In 2018, responding to an alert from Civitas Maxima, former Liberian warlord Kunti Kamara (aka "Kunti K.") was arrested for his alleged involvement in crimes against humanity committed during the First Liberian Civil War (1989–1996) while acting as a commander for the United Liberation Movement of Liberia for Democracy (ULIMO). He had been in pre-trial detention in Paris, but was released in September 2018 due to a procedural error. Kunti K. was subject to conditions of release, including being prohibited from leaving France. The French and Liberian authorities have continued carrying out investigations on the ground in Liberia. In January 2020, Kunti K. was rearrested by French authorities, after he violated the conditions placed on his release.

Kamara was indicted for crimes against humanity and acts of barbarity, and put on trial in the Paris courts, October 10 – November 2, 2022. He was convicted on all charges, and was sentenced to life in prison, with an additional symbolic award of 1 euro in "moral damages" awarded to the civil parties to the case.
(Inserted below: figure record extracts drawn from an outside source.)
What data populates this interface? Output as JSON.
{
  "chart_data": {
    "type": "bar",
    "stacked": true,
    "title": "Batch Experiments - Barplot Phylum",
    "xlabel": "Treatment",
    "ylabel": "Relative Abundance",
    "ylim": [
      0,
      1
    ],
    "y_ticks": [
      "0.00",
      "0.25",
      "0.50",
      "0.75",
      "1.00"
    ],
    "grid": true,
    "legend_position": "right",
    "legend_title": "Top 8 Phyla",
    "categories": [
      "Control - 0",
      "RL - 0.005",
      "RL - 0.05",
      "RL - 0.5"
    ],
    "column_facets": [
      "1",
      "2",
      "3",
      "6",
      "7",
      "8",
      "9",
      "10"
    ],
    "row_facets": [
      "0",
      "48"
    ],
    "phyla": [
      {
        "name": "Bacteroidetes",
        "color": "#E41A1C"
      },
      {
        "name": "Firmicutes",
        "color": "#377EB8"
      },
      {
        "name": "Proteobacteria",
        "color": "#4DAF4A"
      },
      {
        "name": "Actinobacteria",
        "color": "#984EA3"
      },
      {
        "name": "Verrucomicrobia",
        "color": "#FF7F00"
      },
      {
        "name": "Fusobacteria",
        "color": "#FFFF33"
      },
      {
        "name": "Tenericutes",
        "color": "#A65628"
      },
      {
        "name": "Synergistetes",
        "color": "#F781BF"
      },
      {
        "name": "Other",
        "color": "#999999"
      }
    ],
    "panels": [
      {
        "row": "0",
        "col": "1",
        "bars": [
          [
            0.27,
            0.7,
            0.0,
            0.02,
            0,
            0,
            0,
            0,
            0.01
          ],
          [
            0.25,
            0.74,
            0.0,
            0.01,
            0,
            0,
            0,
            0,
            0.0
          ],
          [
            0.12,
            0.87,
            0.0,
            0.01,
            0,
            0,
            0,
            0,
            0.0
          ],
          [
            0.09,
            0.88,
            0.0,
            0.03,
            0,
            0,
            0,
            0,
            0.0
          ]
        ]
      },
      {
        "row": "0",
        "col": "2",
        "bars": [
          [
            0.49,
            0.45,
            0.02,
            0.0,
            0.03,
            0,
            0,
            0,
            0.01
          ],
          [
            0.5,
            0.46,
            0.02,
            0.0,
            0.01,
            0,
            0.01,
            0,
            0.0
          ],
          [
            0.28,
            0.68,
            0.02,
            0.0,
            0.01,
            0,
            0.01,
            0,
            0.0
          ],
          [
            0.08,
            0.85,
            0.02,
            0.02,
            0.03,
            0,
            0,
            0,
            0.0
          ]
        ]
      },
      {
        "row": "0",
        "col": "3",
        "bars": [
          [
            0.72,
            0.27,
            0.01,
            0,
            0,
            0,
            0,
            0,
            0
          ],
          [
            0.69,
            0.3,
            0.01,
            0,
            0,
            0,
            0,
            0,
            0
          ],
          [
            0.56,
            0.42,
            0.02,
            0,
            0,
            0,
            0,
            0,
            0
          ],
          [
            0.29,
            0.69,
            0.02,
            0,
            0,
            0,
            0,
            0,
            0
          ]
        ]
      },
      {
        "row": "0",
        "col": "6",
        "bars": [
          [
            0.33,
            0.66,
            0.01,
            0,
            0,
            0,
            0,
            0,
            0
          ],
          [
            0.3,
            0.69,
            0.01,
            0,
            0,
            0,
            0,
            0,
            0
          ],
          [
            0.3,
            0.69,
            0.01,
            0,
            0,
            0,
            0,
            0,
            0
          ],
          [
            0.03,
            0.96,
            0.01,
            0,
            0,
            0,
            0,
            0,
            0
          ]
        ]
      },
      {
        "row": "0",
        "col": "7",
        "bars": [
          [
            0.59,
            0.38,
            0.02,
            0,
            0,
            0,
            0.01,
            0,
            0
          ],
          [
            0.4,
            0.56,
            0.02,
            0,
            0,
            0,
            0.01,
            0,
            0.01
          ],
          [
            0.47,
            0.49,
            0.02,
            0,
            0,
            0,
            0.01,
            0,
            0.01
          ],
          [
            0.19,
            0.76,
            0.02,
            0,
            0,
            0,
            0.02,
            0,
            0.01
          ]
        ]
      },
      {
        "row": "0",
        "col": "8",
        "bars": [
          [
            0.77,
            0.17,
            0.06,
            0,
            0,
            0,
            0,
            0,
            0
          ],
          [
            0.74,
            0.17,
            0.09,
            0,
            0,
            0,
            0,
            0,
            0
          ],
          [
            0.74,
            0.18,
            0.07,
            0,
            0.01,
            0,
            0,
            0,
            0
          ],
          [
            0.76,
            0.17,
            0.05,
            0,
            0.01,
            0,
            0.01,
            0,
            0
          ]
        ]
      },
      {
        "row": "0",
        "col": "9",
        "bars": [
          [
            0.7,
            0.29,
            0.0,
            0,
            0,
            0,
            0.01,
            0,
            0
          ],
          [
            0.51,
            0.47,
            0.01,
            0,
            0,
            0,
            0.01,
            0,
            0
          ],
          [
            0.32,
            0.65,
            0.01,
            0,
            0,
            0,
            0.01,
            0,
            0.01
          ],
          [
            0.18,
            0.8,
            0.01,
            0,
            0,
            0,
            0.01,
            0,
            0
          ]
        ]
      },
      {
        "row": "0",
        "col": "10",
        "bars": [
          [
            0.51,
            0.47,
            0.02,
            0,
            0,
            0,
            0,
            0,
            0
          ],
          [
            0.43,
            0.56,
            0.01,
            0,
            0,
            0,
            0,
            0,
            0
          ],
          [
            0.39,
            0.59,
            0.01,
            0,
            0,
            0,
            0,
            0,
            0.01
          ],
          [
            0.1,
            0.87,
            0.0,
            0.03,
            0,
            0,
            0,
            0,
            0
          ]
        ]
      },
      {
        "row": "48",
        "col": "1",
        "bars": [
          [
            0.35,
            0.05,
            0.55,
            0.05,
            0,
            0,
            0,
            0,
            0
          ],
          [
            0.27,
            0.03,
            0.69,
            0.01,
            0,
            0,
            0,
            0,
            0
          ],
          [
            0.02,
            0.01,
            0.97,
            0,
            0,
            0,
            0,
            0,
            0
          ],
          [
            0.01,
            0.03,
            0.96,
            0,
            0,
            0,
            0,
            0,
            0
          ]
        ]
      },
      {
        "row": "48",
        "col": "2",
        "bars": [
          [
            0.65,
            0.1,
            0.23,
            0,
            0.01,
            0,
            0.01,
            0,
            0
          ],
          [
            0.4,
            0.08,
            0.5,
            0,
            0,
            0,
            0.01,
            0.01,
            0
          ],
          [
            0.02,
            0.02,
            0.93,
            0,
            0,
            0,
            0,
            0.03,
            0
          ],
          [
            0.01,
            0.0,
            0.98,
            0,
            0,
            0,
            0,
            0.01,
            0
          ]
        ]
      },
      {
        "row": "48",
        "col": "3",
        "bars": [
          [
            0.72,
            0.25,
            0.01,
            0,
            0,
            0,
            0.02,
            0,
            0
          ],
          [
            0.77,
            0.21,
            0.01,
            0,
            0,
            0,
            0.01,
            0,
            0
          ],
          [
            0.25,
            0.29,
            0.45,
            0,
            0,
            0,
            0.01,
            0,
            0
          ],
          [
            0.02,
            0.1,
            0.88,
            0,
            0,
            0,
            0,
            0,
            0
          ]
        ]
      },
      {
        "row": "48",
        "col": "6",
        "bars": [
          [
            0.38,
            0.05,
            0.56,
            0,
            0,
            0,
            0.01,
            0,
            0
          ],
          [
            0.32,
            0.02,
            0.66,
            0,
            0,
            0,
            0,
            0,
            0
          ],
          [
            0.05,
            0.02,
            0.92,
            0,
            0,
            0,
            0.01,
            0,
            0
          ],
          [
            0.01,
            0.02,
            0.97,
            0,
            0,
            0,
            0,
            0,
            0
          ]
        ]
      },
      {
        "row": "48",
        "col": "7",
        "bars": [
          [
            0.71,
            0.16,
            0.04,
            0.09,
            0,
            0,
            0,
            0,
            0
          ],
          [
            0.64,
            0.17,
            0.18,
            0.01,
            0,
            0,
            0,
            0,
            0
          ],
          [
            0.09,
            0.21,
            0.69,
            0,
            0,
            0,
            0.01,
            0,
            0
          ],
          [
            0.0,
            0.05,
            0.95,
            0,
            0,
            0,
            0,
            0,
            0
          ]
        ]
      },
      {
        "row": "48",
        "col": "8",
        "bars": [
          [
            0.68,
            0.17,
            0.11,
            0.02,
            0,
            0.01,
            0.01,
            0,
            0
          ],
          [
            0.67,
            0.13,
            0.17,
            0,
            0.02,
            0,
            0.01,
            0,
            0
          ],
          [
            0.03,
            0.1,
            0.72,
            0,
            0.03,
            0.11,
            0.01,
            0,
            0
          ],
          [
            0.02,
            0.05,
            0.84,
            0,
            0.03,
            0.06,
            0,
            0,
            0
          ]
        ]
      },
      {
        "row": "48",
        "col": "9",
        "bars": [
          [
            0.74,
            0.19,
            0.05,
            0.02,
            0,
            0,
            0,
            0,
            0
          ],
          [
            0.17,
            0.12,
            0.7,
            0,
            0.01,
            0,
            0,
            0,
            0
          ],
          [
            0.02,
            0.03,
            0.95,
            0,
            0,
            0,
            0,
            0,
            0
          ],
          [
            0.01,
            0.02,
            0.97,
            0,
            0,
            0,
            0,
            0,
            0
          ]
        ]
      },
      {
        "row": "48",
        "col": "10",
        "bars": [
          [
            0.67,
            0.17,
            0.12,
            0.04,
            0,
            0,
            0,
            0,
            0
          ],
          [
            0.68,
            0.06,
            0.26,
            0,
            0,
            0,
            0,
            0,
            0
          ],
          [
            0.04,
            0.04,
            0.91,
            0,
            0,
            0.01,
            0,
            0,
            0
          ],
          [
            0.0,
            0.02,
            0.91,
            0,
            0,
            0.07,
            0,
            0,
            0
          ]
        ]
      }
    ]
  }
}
=== Jucontee Thomas Woewiyu ===
In 2018, the trial of Jucontee Thomas Woewiyu took place at the United States District Court for the Eastern District of Pennsylvania at the James A. Byrne United States Courthouse. Woewiyu—co-founder, and for several years defense minister of Charles Taylor's National Patriotic Front of Liberia—became one of the few Liberian leaders to be arrested in the United States and charged with multiple counts of immigration fraud and perjury. After a trial in June 2018, featuring testimony from Liberian victims about the NPFL's crimes, he was convicted and found guilty on eleven counts of immigration-related perjury and fraud related to lying about his violent past. The sentencing hearing was scheduled for 15 October 2018 but has been postponed multiple times. Woewiyu was not in custody awaiting sentencing. He died on 12 April 2020 of COVID-19 after a week of treatment at the Bryn Mawr Hospital in Philadelphia, U.S.

=== Gibril Massaquoi ===
In 2020, Gibril Massaquoi, a former Revolutionary United Front (RUF) combatant of Sierra Leone, was arrested in Finland for war crimes and crimes against humanity allegedly committed in Liberia during the Second Liberian Civil War. On 1 February 2021 the Massaquoi's trial began, hardly two years after the opening of an investigation into this former Sierra Leonean warlord. The trial is expected to last until May, 2021. In a historic first, the Court is also travelling to Liberia and neighbouring Sierra Leone in mid-February 2021 to hear testimony from up to 80 witnesses and visit sites where the atrocities are alleged to have been carried out under Massaquoi's orders. Massaquoi was acquitted and awarded 390,000 euros in damages.